2022 Mit einem Geländewagen durch Tunesien
Das Cap Bon: antiker Steinbruch
Vor uns liegen die Felsen, aus denen vor etwa 3000 Jahren die Steine zum Bau der Stadt Karthago entnommen und auf Schiffe geladen wurden. Die Küste besteht aus kargem, sandfarbenem Felsgestein. Kein Geröll, keine Steinanhäufungen, nur harte, von den Winden in scharfen, ziselierten Konturen ausgeschliffene Steinformationen, als wenn Bildhauer hier über Jahrtausende ihre Lebenswerke hinterlassen hätten.
Dort am Ende des recht neu angelegtem Parkplatzes steht ein Kassenhäuschen aus den Steinen dieser Gegend mit Drehkreuz, bereit, Heerscharen von zahlenden Touristen in die Steinbrüche gelangen zu lassen. Über dem Eingang hängt ein rotes Schild in französischer und arabischer Sprache: „Aus Sicherheitsgründen ist diese Anlage vorübergehend geschlossen worden. Der Eintritt ist verboten“
Wir stehen da etwas ratlos, ein älterer Mann mit zerfurchtem Gesicht kommt auf uns zu: „Wollt Ihr in die Steinbrüche? Ich zeige Euch den Weg“
Klarer Fall. Dieser Herr gibt sich als Guide (Fremdenführer) aus und will hinterher abkassieren.
„Wenn Ihr in den Steinbruch wollt, muss ich Euch führen. Ich kenne die sicheren Höhlen, in die ich Euch hineinlassen kann“
„Und das rote Schild dort?“
„Das hängt da seit zehn Jahren, weil man kein Geld hat, die gefährlichen Stellen im Steinbruch abzusichern. Seitdem machen wir hier die Arbeit und führen die Touristen durch die Steinbrüche.“
Wir sehen uns an und lassen uns für dieses Mal darauf ein. Schließlich sind wir gerade 100 km hierher gefahren, um die Steinbrüche zu sehen. Und jetzt wollen wir, weil wir unseren Prinzipien auf Biegen und Brechen gerecht werden wollen, es daran scheitern lassen? Quatsch, gehen wir also mit.

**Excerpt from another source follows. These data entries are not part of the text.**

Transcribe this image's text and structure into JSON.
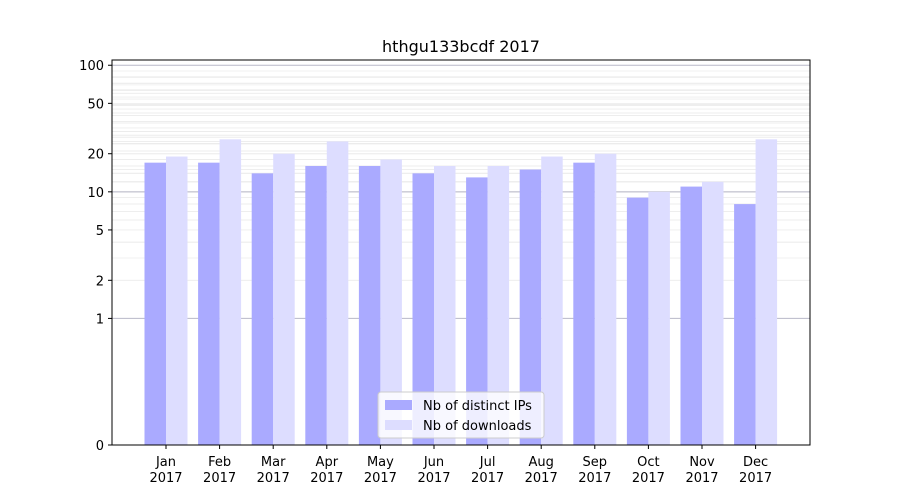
{
  "chart_data": {
    "type": "bar",
    "title": "hthgu133bcdf 2017",
    "xlabel": "",
    "ylabel": "",
    "yscale": "symlog",
    "ylim": [
      0,
      110
    ],
    "yticks": [
      0,
      1,
      2,
      5,
      10,
      20,
      50,
      100
    ],
    "ytick_labels": [
      "0",
      "1",
      "2",
      "5",
      "10",
      "20",
      "50",
      "100"
    ],
    "categories": [
      "Jan\n2017",
      "Feb\n2017",
      "Mar\n2017",
      "Apr\n2017",
      "May\n2017",
      "Jun\n2017",
      "Jul\n2017",
      "Aug\n2017",
      "Sep\n2017",
      "Oct\n2017",
      "Nov\n2017",
      "Dec\n2017"
    ],
    "series": [
      {
        "name": "Nb of distinct IPs",
        "color": "#aaaaff",
        "values": [
          17,
          17,
          14,
          16,
          16,
          14,
          13,
          15,
          17,
          9,
          11,
          8
        ]
      },
      {
        "name": "Nb of downloads",
        "color": "#ddddff",
        "values": [
          19,
          26,
          20,
          25,
          18,
          16,
          16,
          19,
          20,
          10,
          12,
          26
        ]
      }
    ],
    "grid": true,
    "legend_position": "bottom-center"
  }
}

„Was wollen Sie denn für die Führung haben?“
„Gar nichts, Ihr braucht mir nichts zu geben, wenn Ihr nicht wollt.“
„Na, er wird schon etwas haben wollen,“ denke ich bei mir, „und wir werden uns nicht mit einem schlechten Gewissen verabschieden wollen.“
Ohne feste Preisabsprache folgen wir also unserem Guide einen schmalen Pfad am Häuschen vorbei, über ein Felsplateau zu einem Maschendrahtverhau vor einer hohen Höhle. An der Seite ist ein schmaler Eingang zum Durchschlüpfen in den Draht geschnitten worden und unversehens stehen wir in den punischen Steinbrüchen.
Unser Guide ist gut informiert und erzählt am laufenden Meter in deutscher Sprache. Es geht in die Tiefe durch in Stein gehauenen Hallen, die jeweils eine rechteckige, mit Baudrahtgittern belegte Öffnung ins Freie haben.
„Hier haben die Sklaven so lange gearbeitet, bis sie tot umgefallen sind. Dann wurden sie einfach ersetzt.“
„Die Steinblöcke wurden unter Tage gehauen und über die Öffnungen nach oben befördert.“
„Dort oben an der Kante, die weiß blühende Pflanze, das sind Kapern.“
„Hier in der nächsten Höhle kommen wir zu einem Stein, der aussieht, wie ein Kamel.“ Und tatsächlich hockt dort im Gegensonnenlicht ein übergroßes Dromedar und blickt ins Licht hinaus.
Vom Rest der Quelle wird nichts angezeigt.